Political Notes - Moral Panics
Last update: 06/06/2022
Stanley Cohen (1942-2013), "Folk devils and moral panics : the creation of the Mods and Rockers" (1972), "States of denial : knowing about atrocities and suffering" (2001) - ...
"Who wants to see the world as it really is?" Nos démocraties sont sous l'emprise non pas de débats idéologiques - ils ont pratiquement disparus -, mais d'une manipulation plus ou moins consciente de l'émotion collective, suscitée et entretenue par des acteurs sociaux particulièrement puissants, gouvernants et médias, dont la seule finalité est tout simplement celle d'une "remise en ordre" sociale, politique et économique. La panique morale est une peur généralisée et souvent une menace irrationnelle pour les valeurs, les intérêts, la sécurité de la société. et qui dépasse infiniment la réalité des faits allégués,
- dans "Folk devils and moral panics", des émotions suscitées le plus souvent par des informations partielles et inexactes relayant un sentiment d'outrage aux normes publiques de comportement,
-dans "States of denial", autre mécanisme, quasiment complémentaire, une structure de déni même des émotions révélatrices des réalités les plus inconfortables. qui nous entourent : la pauvreté, la souffrance, l'injustice ? Comment pouvons-nous à la fois savoir et ignirer ces questions ? C'est toute la complexité de nos mécanismes intellectuels mis en oeuvre pour exister en tant qu'individu dans un monde collectif de part en part ...
"Moral panic"? - "A condition, episode, person or group of persons [that] emerges to become defined as a threat to societal values and interests; its nature is presented in a stylized and stereotypical fashion by the mass media; the moral barricades are manned by editors, bishops, politicians and other right-thinking people; sociallyaccredited experts pronounce their diagnoses and solutions; ways of coping are evolved or (more often) resorted to; the condition then disappears, submerges or deteriorates and becomes more visible"...
Très en vogue dans les pays anglo-saxons, l'expression "moral panics" désigne une notion apparue dans les années 1970. Elle a depuis a largement essaimé dans différents champs des sciences sociales pour soudainement disparaître et perdre quasiment de son intensité évocatrice dans le flux ininterrompu de ces médias de masse qui relaient à satiété messages gouvernementaux et prêt-à-penser sociétal. Et comme toujours, lorsque médias, politique et pouvoir s'emparent de telles notions, dans une synchronisation délibérée qui parfois peut interroger - il y en aura bien d'autres, populisme, complotisme, communautarisme, etc -, les récupérations sont multiples, les usages particulièrement flous, érigées pour alimenter de sourdes menaces et justifier un peu plus de contrôle social sur des démocraties au bord de l'épuisement ...
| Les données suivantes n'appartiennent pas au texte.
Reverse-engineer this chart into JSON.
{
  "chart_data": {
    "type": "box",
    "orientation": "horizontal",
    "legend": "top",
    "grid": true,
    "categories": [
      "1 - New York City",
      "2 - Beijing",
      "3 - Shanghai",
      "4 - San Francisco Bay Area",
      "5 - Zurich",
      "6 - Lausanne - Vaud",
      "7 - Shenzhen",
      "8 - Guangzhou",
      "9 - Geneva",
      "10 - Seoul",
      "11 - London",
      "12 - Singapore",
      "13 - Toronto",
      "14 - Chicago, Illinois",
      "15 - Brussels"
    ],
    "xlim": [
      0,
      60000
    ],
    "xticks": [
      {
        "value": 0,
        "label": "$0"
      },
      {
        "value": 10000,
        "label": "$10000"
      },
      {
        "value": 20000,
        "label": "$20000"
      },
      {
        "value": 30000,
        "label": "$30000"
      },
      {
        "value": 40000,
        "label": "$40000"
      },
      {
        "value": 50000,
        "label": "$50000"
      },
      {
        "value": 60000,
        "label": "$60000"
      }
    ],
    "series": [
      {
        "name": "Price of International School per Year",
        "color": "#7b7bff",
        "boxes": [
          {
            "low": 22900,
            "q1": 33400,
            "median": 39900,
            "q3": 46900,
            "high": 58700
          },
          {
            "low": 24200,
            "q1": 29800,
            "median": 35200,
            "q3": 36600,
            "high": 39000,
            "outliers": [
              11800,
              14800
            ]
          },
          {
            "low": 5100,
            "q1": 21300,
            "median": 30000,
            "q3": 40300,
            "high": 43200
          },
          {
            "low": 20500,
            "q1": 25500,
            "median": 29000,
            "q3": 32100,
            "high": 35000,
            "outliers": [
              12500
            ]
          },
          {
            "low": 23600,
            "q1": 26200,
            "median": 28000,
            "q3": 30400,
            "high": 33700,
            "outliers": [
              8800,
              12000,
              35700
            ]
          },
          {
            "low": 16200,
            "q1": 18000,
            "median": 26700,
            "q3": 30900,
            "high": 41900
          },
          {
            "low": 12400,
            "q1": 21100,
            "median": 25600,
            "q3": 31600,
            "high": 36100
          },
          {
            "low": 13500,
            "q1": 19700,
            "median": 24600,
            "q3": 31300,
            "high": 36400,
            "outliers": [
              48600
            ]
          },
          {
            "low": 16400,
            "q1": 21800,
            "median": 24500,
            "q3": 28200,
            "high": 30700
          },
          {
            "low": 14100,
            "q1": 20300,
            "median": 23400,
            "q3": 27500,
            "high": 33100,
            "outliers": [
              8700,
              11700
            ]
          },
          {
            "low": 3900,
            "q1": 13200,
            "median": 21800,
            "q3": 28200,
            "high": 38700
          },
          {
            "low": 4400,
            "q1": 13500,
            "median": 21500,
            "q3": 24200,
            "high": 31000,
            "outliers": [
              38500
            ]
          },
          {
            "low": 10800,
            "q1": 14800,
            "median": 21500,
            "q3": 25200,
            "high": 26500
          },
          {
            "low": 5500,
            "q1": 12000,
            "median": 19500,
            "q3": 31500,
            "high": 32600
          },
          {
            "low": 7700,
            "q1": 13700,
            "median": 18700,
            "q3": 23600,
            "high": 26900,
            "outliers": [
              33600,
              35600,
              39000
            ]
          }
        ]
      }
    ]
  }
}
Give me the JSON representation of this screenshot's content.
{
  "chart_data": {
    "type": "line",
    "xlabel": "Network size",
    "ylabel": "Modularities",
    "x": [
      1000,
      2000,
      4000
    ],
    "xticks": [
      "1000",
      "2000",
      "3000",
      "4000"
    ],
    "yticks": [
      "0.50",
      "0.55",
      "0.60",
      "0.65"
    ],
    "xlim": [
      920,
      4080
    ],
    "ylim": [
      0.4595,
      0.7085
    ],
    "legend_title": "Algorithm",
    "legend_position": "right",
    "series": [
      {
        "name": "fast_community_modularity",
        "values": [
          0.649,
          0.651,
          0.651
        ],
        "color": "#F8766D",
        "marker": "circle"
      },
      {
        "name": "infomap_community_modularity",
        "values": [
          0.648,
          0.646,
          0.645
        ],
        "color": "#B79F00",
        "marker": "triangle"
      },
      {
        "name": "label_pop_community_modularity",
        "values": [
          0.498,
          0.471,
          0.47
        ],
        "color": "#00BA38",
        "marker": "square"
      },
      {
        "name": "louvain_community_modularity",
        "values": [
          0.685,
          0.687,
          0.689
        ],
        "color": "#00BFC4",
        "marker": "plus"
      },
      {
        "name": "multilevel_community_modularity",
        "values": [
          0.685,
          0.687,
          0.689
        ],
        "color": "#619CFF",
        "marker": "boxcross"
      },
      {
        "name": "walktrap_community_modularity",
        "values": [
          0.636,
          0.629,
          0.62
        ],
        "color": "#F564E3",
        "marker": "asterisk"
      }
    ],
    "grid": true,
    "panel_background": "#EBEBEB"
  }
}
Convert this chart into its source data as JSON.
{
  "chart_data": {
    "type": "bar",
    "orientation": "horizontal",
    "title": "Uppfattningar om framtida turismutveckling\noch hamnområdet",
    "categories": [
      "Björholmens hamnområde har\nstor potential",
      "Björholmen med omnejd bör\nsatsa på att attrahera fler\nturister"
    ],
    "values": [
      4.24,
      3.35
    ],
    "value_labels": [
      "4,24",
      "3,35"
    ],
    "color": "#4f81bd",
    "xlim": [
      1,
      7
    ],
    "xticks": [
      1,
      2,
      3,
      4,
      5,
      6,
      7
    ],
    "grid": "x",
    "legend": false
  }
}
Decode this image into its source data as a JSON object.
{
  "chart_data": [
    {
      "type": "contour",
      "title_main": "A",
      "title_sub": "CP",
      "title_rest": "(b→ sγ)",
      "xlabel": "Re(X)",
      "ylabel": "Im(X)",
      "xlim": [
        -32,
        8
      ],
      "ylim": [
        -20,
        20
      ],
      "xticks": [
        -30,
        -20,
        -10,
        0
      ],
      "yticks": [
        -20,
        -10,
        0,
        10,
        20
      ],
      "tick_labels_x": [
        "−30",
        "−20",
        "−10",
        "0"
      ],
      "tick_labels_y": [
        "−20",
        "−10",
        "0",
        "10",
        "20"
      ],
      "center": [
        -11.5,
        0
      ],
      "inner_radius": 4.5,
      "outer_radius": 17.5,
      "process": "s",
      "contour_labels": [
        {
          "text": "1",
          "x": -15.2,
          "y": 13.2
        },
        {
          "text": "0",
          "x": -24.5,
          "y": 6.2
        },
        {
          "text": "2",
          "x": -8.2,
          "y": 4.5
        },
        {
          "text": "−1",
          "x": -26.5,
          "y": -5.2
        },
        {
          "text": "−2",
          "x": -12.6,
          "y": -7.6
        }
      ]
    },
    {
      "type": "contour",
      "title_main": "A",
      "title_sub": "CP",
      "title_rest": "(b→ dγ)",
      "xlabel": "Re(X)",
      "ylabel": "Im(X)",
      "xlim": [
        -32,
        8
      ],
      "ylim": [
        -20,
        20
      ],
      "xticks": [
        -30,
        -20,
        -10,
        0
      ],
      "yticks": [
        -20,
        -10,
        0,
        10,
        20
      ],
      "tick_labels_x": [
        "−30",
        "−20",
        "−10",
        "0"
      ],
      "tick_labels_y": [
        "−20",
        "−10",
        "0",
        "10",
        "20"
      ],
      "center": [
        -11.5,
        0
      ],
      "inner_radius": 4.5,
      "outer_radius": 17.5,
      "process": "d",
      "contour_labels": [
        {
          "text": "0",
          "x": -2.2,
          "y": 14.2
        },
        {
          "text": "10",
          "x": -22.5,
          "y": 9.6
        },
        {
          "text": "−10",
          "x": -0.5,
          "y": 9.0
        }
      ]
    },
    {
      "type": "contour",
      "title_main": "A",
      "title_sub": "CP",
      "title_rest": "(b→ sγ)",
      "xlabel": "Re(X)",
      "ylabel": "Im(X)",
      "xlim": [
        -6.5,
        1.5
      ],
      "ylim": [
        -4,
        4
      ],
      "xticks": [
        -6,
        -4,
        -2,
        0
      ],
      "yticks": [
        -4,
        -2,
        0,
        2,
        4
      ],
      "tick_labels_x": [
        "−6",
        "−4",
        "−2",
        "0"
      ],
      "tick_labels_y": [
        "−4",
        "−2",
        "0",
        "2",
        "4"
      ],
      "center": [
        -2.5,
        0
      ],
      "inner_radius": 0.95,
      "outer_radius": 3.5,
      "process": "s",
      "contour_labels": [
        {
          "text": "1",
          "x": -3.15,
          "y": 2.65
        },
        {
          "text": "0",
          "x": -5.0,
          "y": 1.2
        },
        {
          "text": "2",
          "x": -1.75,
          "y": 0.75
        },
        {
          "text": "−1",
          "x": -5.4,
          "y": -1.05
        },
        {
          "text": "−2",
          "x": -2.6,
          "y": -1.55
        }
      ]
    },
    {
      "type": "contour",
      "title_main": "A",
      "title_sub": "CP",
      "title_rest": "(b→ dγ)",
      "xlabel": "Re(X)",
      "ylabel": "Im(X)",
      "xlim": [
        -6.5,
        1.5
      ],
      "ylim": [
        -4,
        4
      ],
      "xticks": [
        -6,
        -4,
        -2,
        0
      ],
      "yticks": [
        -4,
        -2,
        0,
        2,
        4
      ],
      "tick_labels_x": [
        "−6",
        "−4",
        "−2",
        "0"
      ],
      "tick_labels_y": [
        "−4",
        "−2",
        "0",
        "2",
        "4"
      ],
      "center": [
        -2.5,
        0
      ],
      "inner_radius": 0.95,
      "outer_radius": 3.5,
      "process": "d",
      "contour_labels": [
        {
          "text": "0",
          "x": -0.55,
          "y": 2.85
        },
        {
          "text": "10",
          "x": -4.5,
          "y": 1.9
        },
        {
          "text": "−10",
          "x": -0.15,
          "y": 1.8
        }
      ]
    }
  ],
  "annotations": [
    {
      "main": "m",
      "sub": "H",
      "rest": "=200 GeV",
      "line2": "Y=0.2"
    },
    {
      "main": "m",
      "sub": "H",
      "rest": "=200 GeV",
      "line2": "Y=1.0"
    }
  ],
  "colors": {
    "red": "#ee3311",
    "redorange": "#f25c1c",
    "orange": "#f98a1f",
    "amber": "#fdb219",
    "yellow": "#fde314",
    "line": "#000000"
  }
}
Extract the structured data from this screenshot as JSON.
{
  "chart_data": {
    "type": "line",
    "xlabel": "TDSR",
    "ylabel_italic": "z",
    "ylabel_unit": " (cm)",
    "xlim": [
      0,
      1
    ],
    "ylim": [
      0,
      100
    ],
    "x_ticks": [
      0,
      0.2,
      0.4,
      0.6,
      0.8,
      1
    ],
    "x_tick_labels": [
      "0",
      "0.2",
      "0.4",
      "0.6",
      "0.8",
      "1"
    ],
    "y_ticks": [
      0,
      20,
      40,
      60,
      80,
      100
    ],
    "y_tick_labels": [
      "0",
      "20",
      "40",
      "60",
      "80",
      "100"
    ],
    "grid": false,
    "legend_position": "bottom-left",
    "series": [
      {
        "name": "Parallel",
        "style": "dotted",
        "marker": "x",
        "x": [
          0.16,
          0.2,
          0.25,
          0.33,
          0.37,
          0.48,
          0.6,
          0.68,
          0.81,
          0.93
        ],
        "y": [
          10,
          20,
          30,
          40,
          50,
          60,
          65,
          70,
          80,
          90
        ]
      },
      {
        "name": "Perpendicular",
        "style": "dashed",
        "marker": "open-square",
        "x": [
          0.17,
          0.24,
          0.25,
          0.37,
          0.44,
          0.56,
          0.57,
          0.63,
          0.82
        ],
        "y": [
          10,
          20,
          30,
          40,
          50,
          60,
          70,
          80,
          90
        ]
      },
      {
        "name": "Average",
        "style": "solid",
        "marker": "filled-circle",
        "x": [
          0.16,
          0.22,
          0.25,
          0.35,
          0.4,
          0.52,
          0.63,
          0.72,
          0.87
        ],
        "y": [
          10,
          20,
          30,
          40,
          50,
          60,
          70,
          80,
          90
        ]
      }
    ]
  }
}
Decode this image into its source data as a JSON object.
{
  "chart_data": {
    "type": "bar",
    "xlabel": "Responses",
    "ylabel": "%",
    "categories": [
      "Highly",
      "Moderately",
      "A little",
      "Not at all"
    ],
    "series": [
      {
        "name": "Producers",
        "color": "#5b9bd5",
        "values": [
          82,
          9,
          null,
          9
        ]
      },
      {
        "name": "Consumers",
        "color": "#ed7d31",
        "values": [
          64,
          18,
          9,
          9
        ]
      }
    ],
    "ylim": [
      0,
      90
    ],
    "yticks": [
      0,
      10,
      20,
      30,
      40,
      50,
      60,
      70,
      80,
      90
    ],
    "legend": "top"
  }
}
En 1972, le sociologue britannique Stanley Cohen publie "Folk Devils and Moral Panic" (Boucs émissaires et panique morale), une étude que lui inspire l'exagération médiatique des émeutes qui, en 1964, ont opposé des bandes de jeunes rivales, les mods aux rockers, au Royaume-Uni. Comment expliquer sociologiquement et politiquement que ces escarmouches en bord de mer entre "scooter riders" et "motorcyclists" en soient venues à être perçues comme de terribles attaques envers l'intégrité morale de la nation (upon the moral core of the nation), considérablement amplifiées par la presse et les médias de masse, déclenchant une vague de peur et conduisant finalement à un renforcement du contrôle social...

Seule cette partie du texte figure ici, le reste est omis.